Saturday, December 1, 2012

Still

Growing up in a family of diehard Red Sox fans, we had a standing agreement: if the Red Sox ever actually did manage to win the World Series, we were going to Boston to dance in the streets and celebrate.

Fast-forward to 2004, and the unthinkable actually happened. The Red Sox won. Only, when it came time for the party, I quickly realized no one else was really keen on keeping their word. I, meanwhile, was ready. So, after extending several invitations to family and friends and getting no takers, I headed out alone in the dim early morning light to Boston that late October morning to party with a million other people.

The crowds were thick but jubilant. The people-watching was superb. I was having a blast -- until the parade of Red Sox players actually came rumbling near. This is it, this is the moment we've been waiting for forever, I kept thinking, juggling my ancient video camera and my regular camera. I kept trying to switch from video to still pictures and back again. The results weren't too pretty, in the end. Some of the pictures are blurry and the video is shaky enough to make you nauseous.

Even as I was doing all of my clicking and filming, I was thinking, I need to just stop. I'm so busy trying to capture the moment, I'm missing the moment.


Lately, I've realized how much I'm always running. I can't help but think there's a lot of people out there who feel the same way.

Ethan's few hours in preschool are rarely a break for me -- they are a time to make a mad dash to write freelance articles, pay bills, run outside and rake a few bags of leaves, make phone calls, fold laundry.

Some of this is just life, I know. But I can't help but think something is "off" when there's never a moment I can just sink into the couch and not think about a million things.

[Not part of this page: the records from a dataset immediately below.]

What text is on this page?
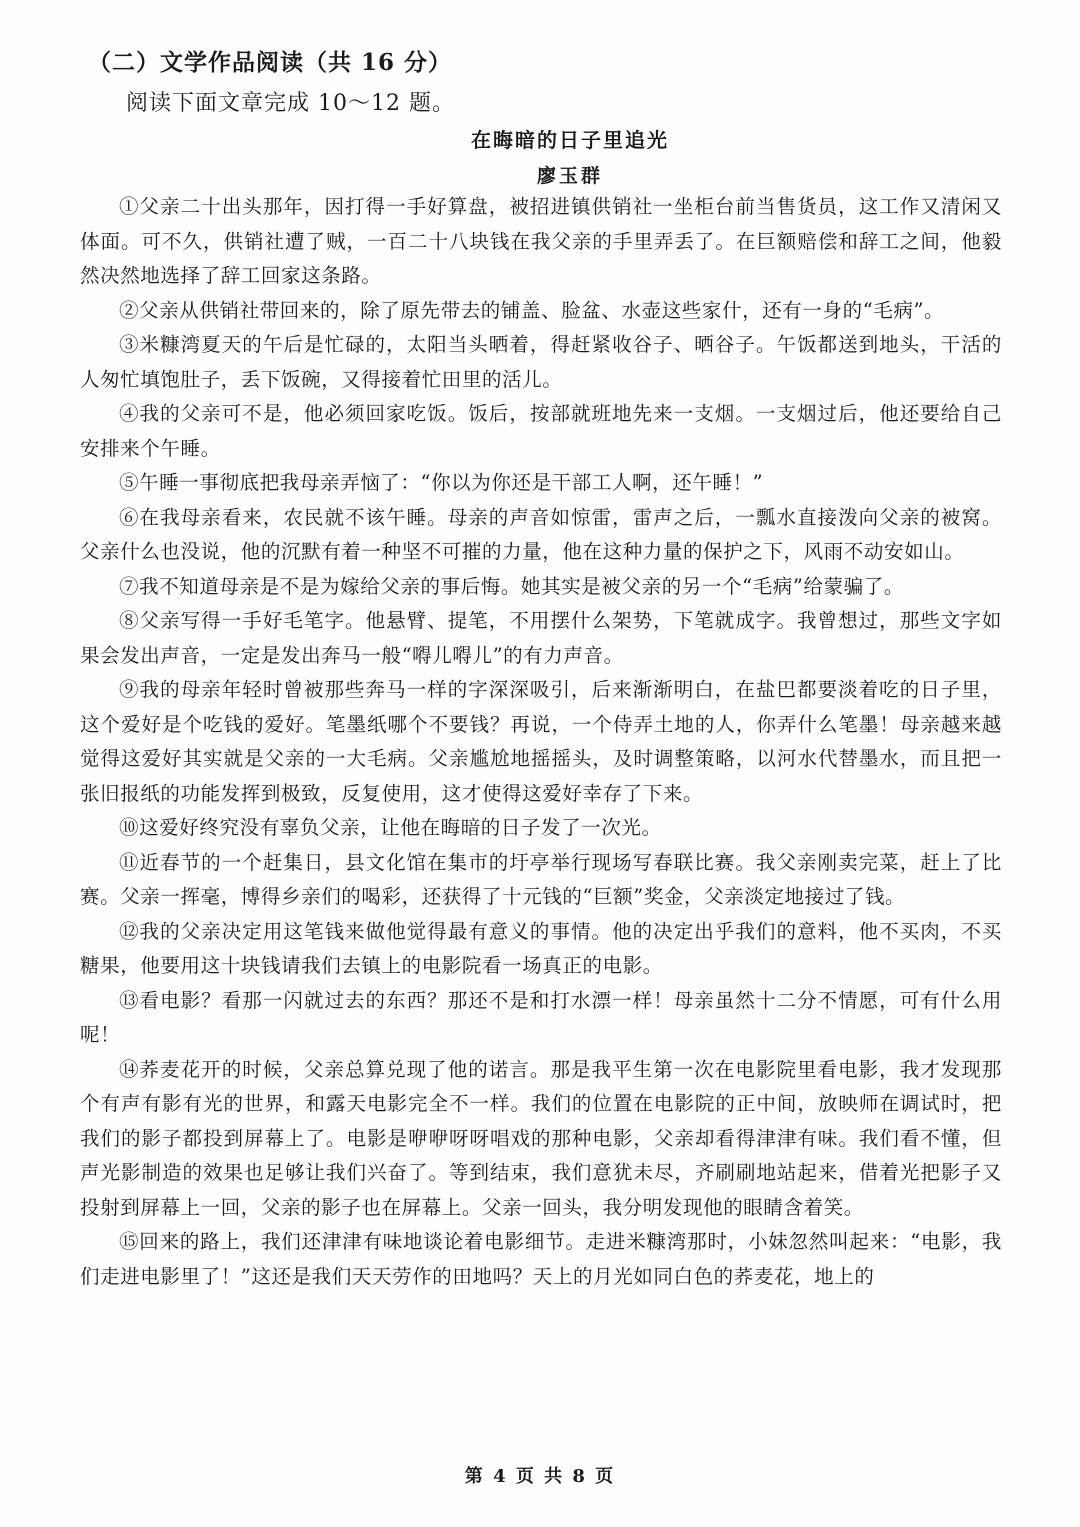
（二）文学作品阅读（共 16 分）
阅读下面文章完成 10～12 题。
在晦暗的日子里追光
廖玉群

①父亲二十出头那年，因打得一手好算盘，被招进镇供销社一坐柜台前当售货员，这工作又清闲又体面。可不久，供销社遭了贼，一百二十八块钱在我父亲的手里弄丢了。在巨额赔偿和辞工之间，他毅然决然地选择了辞工回家这条路。

②父亲从供销社带回来的，除了原先带去的铺盖、脸盆、水壶这些家什，还有一身的“毛病”。

③米糠湾夏天的午后是忙碌的，太阳当头晒着，得赶紧收谷子、晒谷子。午饭都送到地头，干活的人匆忙填饱肚子，丢下饭碗，又得接着忙田里的活儿。

④我的父亲可不是，他必须回家吃饭。饭后，按部就班地先来一支烟。一支烟过后，他还要给自己安排来个午睡。

⑤午睡一事彻底把我母亲弄恼了：“你以为你还是干部工人啊，还午睡！”

⑥在我母亲看来，农民就不该午睡。母亲的声音如惊雷，雷声之后，一瓢水直接泼向父亲的被窝。父亲什么也没说，他的沉默有着一种坚不可摧的力量，他在这种力量的保护之下，风雨不动安如山。

⑦我不知道母亲是不是为嫁给父亲的事后悔。她其实是被父亲的另一个“毛病”给蒙骗了。

⑧父亲写得一手好毛笔字。他悬臂、提笔，不用摆什么架势，下笔就成字。我曾想过，那些文字如果会发出声音，一定是发出奔马一般“嘚儿嘚儿”的有力声音。

⑨我的母亲年轻时曾被那些奔马一样的字深深吸引，后来渐渐明白，在盐巴都要淡着吃的日子里，这个爱好是个吃钱的爱好。笔墨纸哪个不要钱？再说，一个侍弄土地的人，你弄什么笔墨！母亲越来越觉得这爱好其实就是父亲的一大毛病。父亲尴尬地摇摇头，及时调整策略，以河水代替墨水，而且把一张旧报纸的功能发挥到极致，反复使用，这才使得这爱好幸存了下来。

⑩这爱好终究没有辜负父亲，让他在晦暗的日子发了一次光。

⑪近春节的一个赶集日，县文化馆在集市的圩亭举行现场写春联比赛。我父亲刚卖完菜，赶上了比赛。父亲一挥毫，博得乡亲们的喝彩，还获得了十元钱的“巨额”奖金，父亲淡定地接过了钱。

⑫我的父亲决定用这笔钱来做他觉得最有意义的事情。他的决定出乎我们的意料，他不买肉，不买糖果，他要用这十块钱请我们去镇上的电影院看一场真正的电影。

⑬看电影？看那一闪就过去的东西？那还不是和打水漂一样！母亲虽然十二分不情愿，可有什么用呢！

⑭荞麦花开的时候，父亲总算兑现了他的诺言。那是我平生第一次在电影院里看电影，我才发现那个有声有影有光的世界，和露天电影完全不一样。我们的位置在电影院的正中间，放映师在调试时，把我们的影子都投到屏幕上了。电影是咿咿呀呀唱戏的那种电影，父亲却看得津津有味。我们看不懂，但声光影制造的效果也足够让我们兴奋了。等到结束，我们意犹未尽，齐刷刷地站起来，借着光把影子又投射到屏幕上一回，父亲的影子也在屏幕上。父亲一回头，我分明发现他的眼睛含着笑。

⑮回来的路上，我们还津津有味地谈论着电影细节。走进米糠湾那时，小妹忽然叫起来：“电影，我们走进电影里了！”这还是我们天天劳作的田地吗？天上的月光如同白色的荞麦花，地上的

第 4 页 共 8 页
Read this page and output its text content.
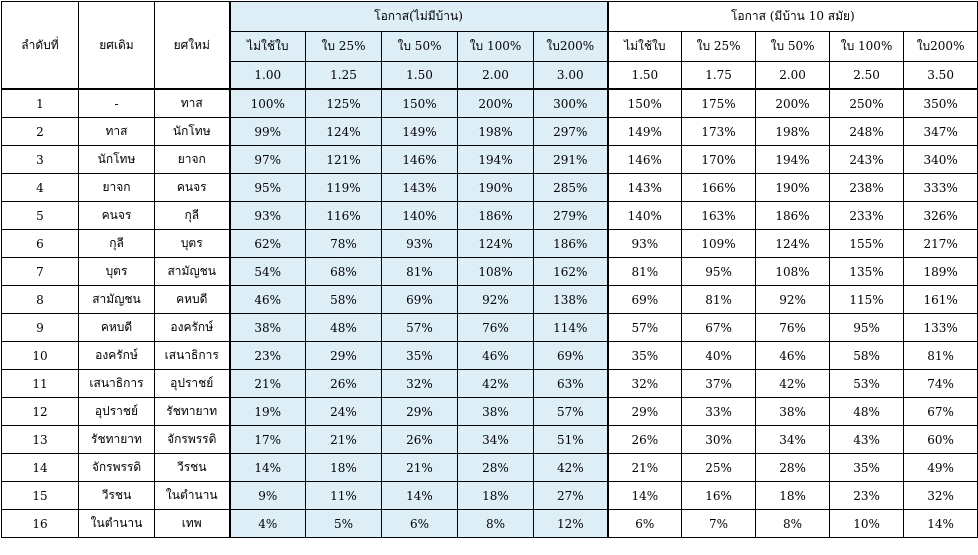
ลำดับที่	ยศเดิม	ยศใหม่	โอกาส(ไม่มีบ้าน)					โอกาส (มีบ้าน 10 สมัย)				
			ไม่ใช้ใบ	ใบ 25%	ใบ 50%	ใบ 100%	ใบ200%	ไม่ใช้ใบ	ใบ 25%	ใบ 50%	ใบ 100%	ใบ200%
			1.00	1.25	1.50	2.00	3.00	1.50	1.75	2.00	2.50	3.50
1	-	ทาส	100%	125%	150%	200%	300%	150%	175%	200%	250%	350%
2	ทาส	นักโทษ	99%	124%	149%	198%	297%	149%	173%	198%	248%	347%
3	นักโทษ	ยาจก	97%	121%	146%	194%	291%	146%	170%	194%	243%	340%
4	ยาจก	คนจร	95%	119%	143%	190%	285%	143%	166%	190%	238%	333%
5	คนจร	กุลี	93%	116%	140%	186%	279%	140%	163%	186%	233%	326%
6	กุลี	บุตร	62%	78%	93%	124%	186%	93%	109%	124%	155%	217%
7	บุตร	สามัญชน	54%	68%	81%	108%	162%	81%	95%	108%	135%	189%
8	สามัญชน	คหบดี	46%	58%	69%	92%	138%	69%	81%	92%	115%	161%
9	คหบดี	องครักษ์	38%	48%	57%	76%	114%	57%	67%	76%	95%	133%
10	องครักษ์	เสนาธิการ	23%	29%	35%	46%	69%	35%	40%	46%	58%	81%
11	เสนาธิการ	อุปราชย์	21%	26%	32%	42%	63%	32%	37%	42%	53%	74%
12	อุปราชย์	รัชทายาท	19%	24%	29%	38%	57%	29%	33%	38%	48%	67%
13	รัชทายาท	จักรพรรดิ	17%	21%	26%	34%	51%	26%	30%	34%	43%	60%
14	จักรพรรดิ	วีรชน	14%	18%	21%	28%	42%	21%	25%	28%	35%	49%
15	วีรชน	ในตำนาน	9%	11%	14%	18%	27%	14%	16%	18%	23%	32%
16	ในตำนาน	เทพ	4%	5%	6%	8%	12%	6%	7%	8%	10%	14%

Something is out of balance when I'm awake in the middle of the night thinking of calls I forgot to make or emails I forgot to write.

Something's not right if I can't lay down my broom and just play and tickle and laugh with the kids for awhile.

The holidays are upon us and we all know that ramps up the busy-ness factor by about a thousand. And those of us who feel we need to "do it all" somehow find a way to do a lot more. Sometimes the "doing" has the best of intentions -- like creating new family traditions; trying to reach out to those in need; even making sure we hold on to the true meaning of the Christmas season.

But at some point, at least for me, there has to be less doing and more being. Being in the moment. Being still. Rather than being all things to all people.

As much as I love to write, I've learned that sometimes this blog becomes not just me writing about a snapshot from our lives but rather constantly looking for blogable (is that a word?) moments. And when I'm so busy looking for the message of a moment and how I'd write about it, I'm still not learning...

to be still.

to rest.

And so, I think I may be writing a little less and taking care of myself more. I think it's the kind of gift we could all use this Christmas.